Steinhauser zu Datenschutz: Österreichisches Parlament schafft es nicht, Kompromiss zur EU-Datenschutz-Verordnung zu unterstützen

Zwischenstand für die nächste Runde unterlaufen

Wien (OTS) - Gestern Abend wurde im Europäischen Parlament ein Kompromiss für die Datenschutzverordnung beschlossen. Bevor nun die Verhandlungen in die nächste Runde gehen und mit dem Rat - und damit auch mit VertreterInnen der österreischiche Bundesregierung -weiterverhandelt wird, wollten die Grünen die zuständigen MinisterInnen auf eine österreichische Mindestposition einschwören. SPÖ und ÖVP haben einen entsprechenden Antrag der Grünen im heutigen EU-Unterausschuss im österreichischen Parlament jedoch abgelehnt. Albert Steinhauser, Datenschutzsprecher der Grünen: "Es ist unverständlich, dass unser Antrag im heutigen Ausschuss den Kompromiss aus dem EU-Parlament zur Datenschutzverordnung als österreichische Mindestposition festzulegen gescheitert ist. Ein Signal wäre wichtig und wünschenswert gewesen." Über die ablehnende Haltung von SPÖ und ÖVP ist Steinhauser verärgert. Eine Annahme des Antrags hätte die österreichische Verhandlungsposition umrissen. Die wenig konstruktive Haltung ist für Steinhauser insofern unverständlich, als die europäische Volkspartei und Sozialdemokratie den Vorschlägen zugestimmt hat. Unterstützung kam im Ausschuss von der FPÖ und dem scheidenden ÖVP-Abgeordneten Michael Ikrath.

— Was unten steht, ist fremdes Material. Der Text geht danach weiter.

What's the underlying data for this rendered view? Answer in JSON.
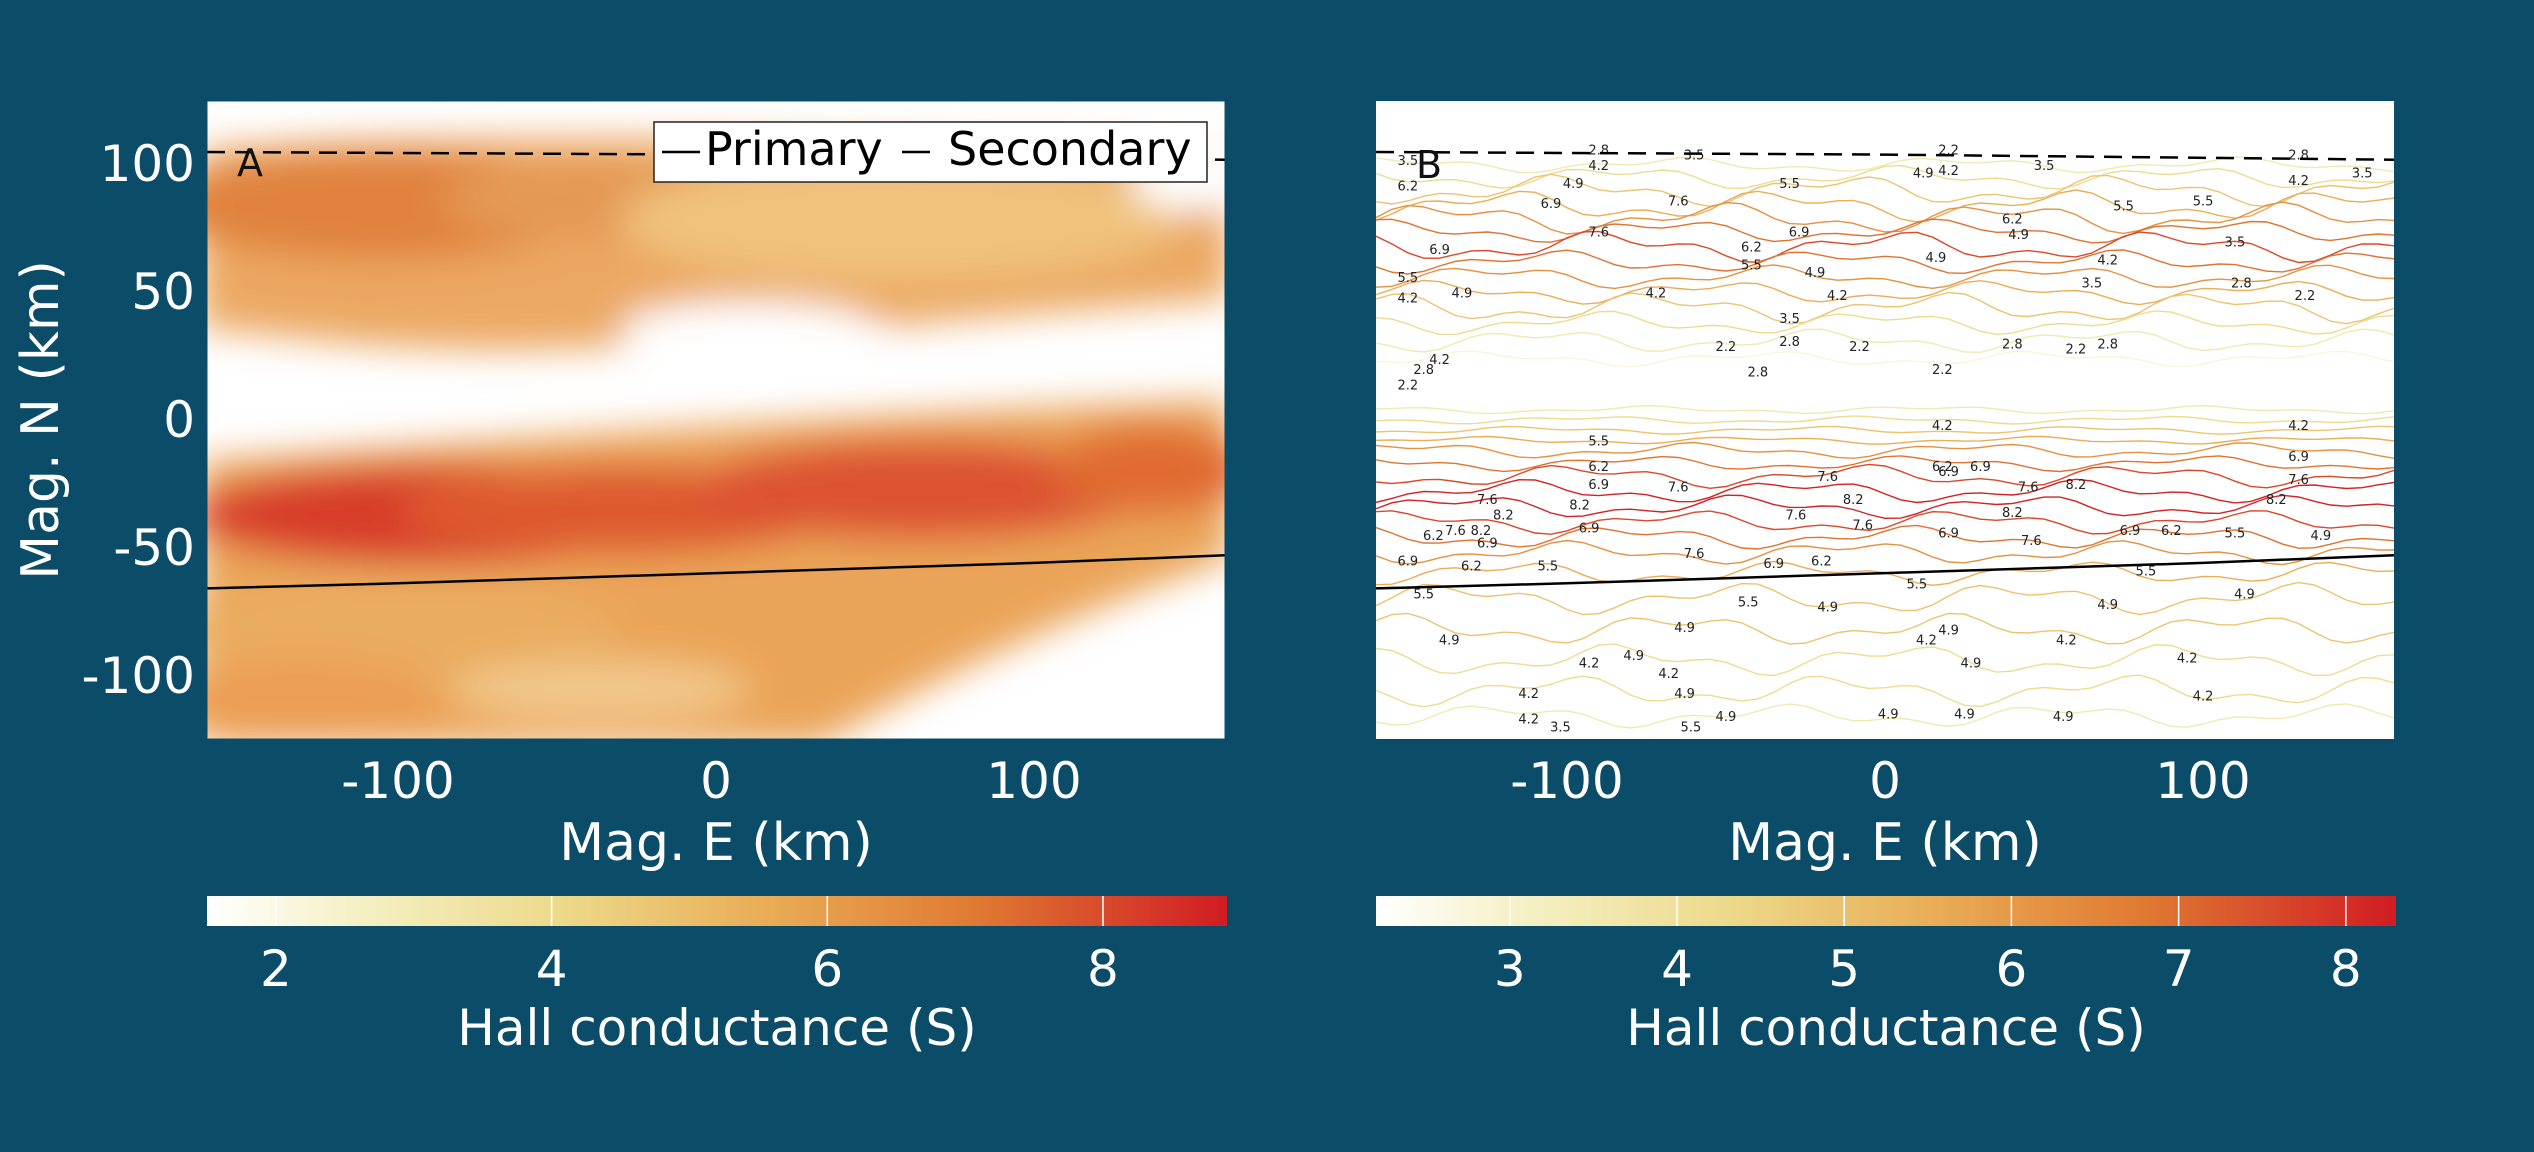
{
  "chart_data": [
    {
      "type": "heatmap",
      "panel_label": "A",
      "xlabel": "Mag. E (km)",
      "ylabel": "Mag. N (km)",
      "xlim": [
        -160,
        160
      ],
      "ylim": [
        -125,
        125
      ],
      "xticks": [
        -100,
        0,
        100
      ],
      "yticks": [
        100,
        50,
        0,
        -50,
        -100
      ],
      "legend": {
        "placement": "top-right",
        "entries": [
          {
            "name": "Primary",
            "style": "solid"
          },
          {
            "name": "Secondary",
            "style": "dashed"
          }
        ]
      },
      "lines": [
        {
          "name": "Primary",
          "style": "solid",
          "x": [
            -160,
            -100,
            -50,
            0,
            50,
            100,
            160
          ],
          "y": [
            -66,
            -64,
            -62,
            -60,
            -58,
            -56,
            -53
          ]
        },
        {
          "name": "Secondary",
          "style": "dashed",
          "x": [
            -160,
            0,
            160
          ],
          "y": [
            105,
            104,
            102
          ]
        }
      ],
      "field": [
        {
          "e": -110,
          "n": 76,
          "value": 6.8
        },
        {
          "e": -55,
          "n": 80,
          "value": 6.2
        },
        {
          "e": 20,
          "n": 72,
          "value": 5.0
        },
        {
          "e": 100,
          "n": 72,
          "value": 4.6
        },
        {
          "e": -120,
          "n": 45,
          "value": 4.8
        },
        {
          "e": 0,
          "n": 45,
          "value": 4.0
        },
        {
          "e": 100,
          "n": 40,
          "value": 3.8
        },
        {
          "e": -110,
          "n": -38,
          "value": 7.6
        },
        {
          "e": -60,
          "n": -40,
          "value": 8.4
        },
        {
          "e": 10,
          "n": -38,
          "value": 7.5
        },
        {
          "e": 70,
          "n": -36,
          "value": 7.8
        },
        {
          "e": 140,
          "n": -30,
          "value": 7.2
        },
        {
          "e": -100,
          "n": -80,
          "value": 5.2
        },
        {
          "e": 0,
          "n": -85,
          "value": 4.8
        },
        {
          "e": -60,
          "n": -110,
          "value": 4.5
        }
      ],
      "colorbar": {
        "label": "Hall conductance (S)",
        "range": [
          1.5,
          8.9
        ],
        "ticks": [
          2,
          4,
          6,
          8
        ]
      }
    },
    {
      "type": "contour",
      "panel_label": "B",
      "xlabel": "Mag. E (km)",
      "xlim": [
        -160,
        160
      ],
      "ylim": [
        -125,
        125
      ],
      "xticks": [
        -100,
        0,
        100
      ],
      "contour_levels": [
        2.2,
        2.8,
        3.5,
        4.2,
        4.9,
        5.5,
        6.2,
        6.9,
        7.6,
        8.2
      ],
      "lines": [
        {
          "name": "Primary",
          "style": "solid",
          "x": [
            -160,
            -100,
            -50,
            0,
            50,
            100,
            160
          ],
          "y": [
            -66,
            -64,
            -62,
            -60,
            -58,
            -56,
            -53
          ]
        },
        {
          "name": "Secondary",
          "style": "dashed",
          "x": [
            -160,
            0,
            160
          ],
          "y": [
            105,
            104,
            102
          ]
        }
      ],
      "contour_labels": [
        {
          "e": -150,
          "n": 100,
          "text": "3.5"
        },
        {
          "e": -90,
          "n": 104,
          "text": "2.8"
        },
        {
          "e": -90,
          "n": 98,
          "text": "4.2"
        },
        {
          "e": -60,
          "n": 102,
          "text": "3.5"
        },
        {
          "e": 20,
          "n": 104,
          "text": "2.2"
        },
        {
          "e": 20,
          "n": 96,
          "text": "4.2"
        },
        {
          "e": 50,
          "n": 98,
          "text": "3.5"
        },
        {
          "e": 130,
          "n": 102,
          "text": "2.8"
        },
        {
          "e": 150,
          "n": 95,
          "text": "3.5"
        },
        {
          "e": -150,
          "n": 90,
          "text": "6.2"
        },
        {
          "e": -98,
          "n": 91,
          "text": "4.9"
        },
        {
          "e": -30,
          "n": 91,
          "text": "5.5"
        },
        {
          "e": 12,
          "n": 95,
          "text": "4.9"
        },
        {
          "e": 130,
          "n": 92,
          "text": "4.2"
        },
        {
          "e": -105,
          "n": 83,
          "text": "6.9"
        },
        {
          "e": -65,
          "n": 84,
          "text": "7.6"
        },
        {
          "e": 40,
          "n": 77,
          "text": "6.2"
        },
        {
          "e": 100,
          "n": 84,
          "text": "5.5"
        },
        {
          "e": -140,
          "n": 65,
          "text": "6.9"
        },
        {
          "e": -90,
          "n": 72,
          "text": "7.6"
        },
        {
          "e": -42,
          "n": 66,
          "text": "6.2"
        },
        {
          "e": -27,
          "n": 72,
          "text": "6.9"
        },
        {
          "e": 42,
          "n": 71,
          "text": "4.9"
        },
        {
          "e": 75,
          "n": 82,
          "text": "5.5"
        },
        {
          "e": -150,
          "n": 54,
          "text": "5.5"
        },
        {
          "e": -42,
          "n": 59,
          "text": "5.5"
        },
        {
          "e": -22,
          "n": 56,
          "text": "4.9"
        },
        {
          "e": 16,
          "n": 62,
          "text": "4.9"
        },
        {
          "e": 70,
          "n": 61,
          "text": "4.2"
        },
        {
          "e": 110,
          "n": 68,
          "text": "3.5"
        },
        {
          "e": -150,
          "n": 46,
          "text": "4.2"
        },
        {
          "e": -133,
          "n": 48,
          "text": "4.9"
        },
        {
          "e": -72,
          "n": 48,
          "text": "4.2"
        },
        {
          "e": -15,
          "n": 47,
          "text": "4.2"
        },
        {
          "e": 65,
          "n": 52,
          "text": "3.5"
        },
        {
          "e": 112,
          "n": 52,
          "text": "2.8"
        },
        {
          "e": 132,
          "n": 47,
          "text": "2.2"
        },
        {
          "e": -30,
          "n": 38,
          "text": "3.5"
        },
        {
          "e": -50,
          "n": 27,
          "text": "2.2"
        },
        {
          "e": -30,
          "n": 29,
          "text": "2.8"
        },
        {
          "e": -8,
          "n": 27,
          "text": "2.2"
        },
        {
          "e": 40,
          "n": 28,
          "text": "2.8"
        },
        {
          "e": 60,
          "n": 26,
          "text": "2.2"
        },
        {
          "e": 70,
          "n": 28,
          "text": "2.8"
        },
        {
          "e": -140,
          "n": 22,
          "text": "4.2"
        },
        {
          "e": -145,
          "n": 18,
          "text": "2.8"
        },
        {
          "e": -40,
          "n": 17,
          "text": "2.8"
        },
        {
          "e": 18,
          "n": 18,
          "text": "2.2"
        },
        {
          "e": -150,
          "n": 12,
          "text": "2.2"
        },
        {
          "e": -90,
          "n": -10,
          "text": "5.5"
        },
        {
          "e": 18,
          "n": -4,
          "text": "4.2"
        },
        {
          "e": 130,
          "n": -4,
          "text": "4.2"
        },
        {
          "e": -90,
          "n": -20,
          "text": "6.2"
        },
        {
          "e": 18,
          "n": -20,
          "text": "6.2"
        },
        {
          "e": 130,
          "n": -16,
          "text": "6.9"
        },
        {
          "e": -90,
          "n": -27,
          "text": "6.9"
        },
        {
          "e": -65,
          "n": -28,
          "text": "7.6"
        },
        {
          "e": 20,
          "n": -22,
          "text": "6.9"
        },
        {
          "e": 30,
          "n": -20,
          "text": "6.9"
        },
        {
          "e": -18,
          "n": -24,
          "text": "7.6"
        },
        {
          "e": 45,
          "n": -28,
          "text": "7.6"
        },
        {
          "e": 60,
          "n": -27,
          "text": "8.2"
        },
        {
          "e": 130,
          "n": -25,
          "text": "7.6"
        },
        {
          "e": -125,
          "n": -33,
          "text": "7.6"
        },
        {
          "e": -120,
          "n": -39,
          "text": "8.2"
        },
        {
          "e": -96,
          "n": -35,
          "text": "8.2"
        },
        {
          "e": -93,
          "n": -44,
          "text": "6.9"
        },
        {
          "e": -10,
          "n": -33,
          "text": "8.2"
        },
        {
          "e": -28,
          "n": -39,
          "text": "7.6"
        },
        {
          "e": -7,
          "n": -43,
          "text": "7.6"
        },
        {
          "e": 40,
          "n": -38,
          "text": "8.2"
        },
        {
          "e": 123,
          "n": -33,
          "text": "8.2"
        },
        {
          "e": -142,
          "n": -47,
          "text": "6.2"
        },
        {
          "e": -135,
          "n": -45,
          "text": "7.6"
        },
        {
          "e": -127,
          "n": -45,
          "text": "8.2"
        },
        {
          "e": -125,
          "n": -50,
          "text": "6.9"
        },
        {
          "e": 20,
          "n": -46,
          "text": "6.9"
        },
        {
          "e": 46,
          "n": -49,
          "text": "7.6"
        },
        {
          "e": 77,
          "n": -45,
          "text": "6.9"
        },
        {
          "e": 90,
          "n": -45,
          "text": "6.2"
        },
        {
          "e": 110,
          "n": -46,
          "text": "5.5"
        },
        {
          "e": 137,
          "n": -47,
          "text": "4.9"
        },
        {
          "e": -60,
          "n": -54,
          "text": "7.6"
        },
        {
          "e": -150,
          "n": -57,
          "text": "6.9"
        },
        {
          "e": -130,
          "n": -59,
          "text": "6.2"
        },
        {
          "e": -106,
          "n": -59,
          "text": "5.5"
        },
        {
          "e": -35,
          "n": -58,
          "text": "6.9"
        },
        {
          "e": -20,
          "n": -57,
          "text": "6.2"
        },
        {
          "e": 82,
          "n": -61,
          "text": "5.5"
        },
        {
          "e": -145,
          "n": -70,
          "text": "5.5"
        },
        {
          "e": -43,
          "n": -73,
          "text": "5.5"
        },
        {
          "e": 10,
          "n": -66,
          "text": "5.5"
        },
        {
          "e": 113,
          "n": -70,
          "text": "4.9"
        },
        {
          "e": -18,
          "n": -75,
          "text": "4.9"
        },
        {
          "e": 70,
          "n": -74,
          "text": "4.9"
        },
        {
          "e": -63,
          "n": -83,
          "text": "4.9"
        },
        {
          "e": 20,
          "n": -84,
          "text": "4.9"
        },
        {
          "e": -137,
          "n": -88,
          "text": "4.9"
        },
        {
          "e": 13,
          "n": -88,
          "text": "4.2"
        },
        {
          "e": 57,
          "n": -88,
          "text": "4.2"
        },
        {
          "e": -79,
          "n": -94,
          "text": "4.9"
        },
        {
          "e": -93,
          "n": -97,
          "text": "4.2"
        },
        {
          "e": 27,
          "n": -97,
          "text": "4.9"
        },
        {
          "e": 95,
          "n": -95,
          "text": "4.2"
        },
        {
          "e": -68,
          "n": -101,
          "text": "4.2"
        },
        {
          "e": -63,
          "n": -109,
          "text": "4.9"
        },
        {
          "e": 100,
          "n": -110,
          "text": "4.2"
        },
        {
          "e": -112,
          "n": -109,
          "text": "4.2"
        },
        {
          "e": -50,
          "n": -118,
          "text": "4.9"
        },
        {
          "e": 1,
          "n": -117,
          "text": "4.9"
        },
        {
          "e": 25,
          "n": -117,
          "text": "4.9"
        },
        {
          "e": 56,
          "n": -118,
          "text": "4.9"
        },
        {
          "e": -112,
          "n": -119,
          "text": "4.2"
        },
        {
          "e": -102,
          "n": -122,
          "text": "3.5"
        },
        {
          "e": -61,
          "n": -122,
          "text": "5.5"
        }
      ],
      "colorbar": {
        "label": "Hall conductance (S)",
        "range": [
          2.2,
          8.3
        ],
        "ticks": [
          3,
          4,
          5,
          6,
          7,
          8
        ]
      }
    }
  ]
}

Steinhauser wollte dem schwierigen Kompromiss auf EU-Parlamentsebene für die kommenden Verhandlungen mit dem Rat den Rücken stärken. "Es ist nicht egal, was herauskommt. Lippenbekenntnisse sind zu wenig. Brechen in Brüssel die Dämme, wird in Österreich der Datenschutz weggeschwemmt", fasst Steinhauser die nach wie vor brisante Debatte um hohe europäische Datenschutzstandards zusammen.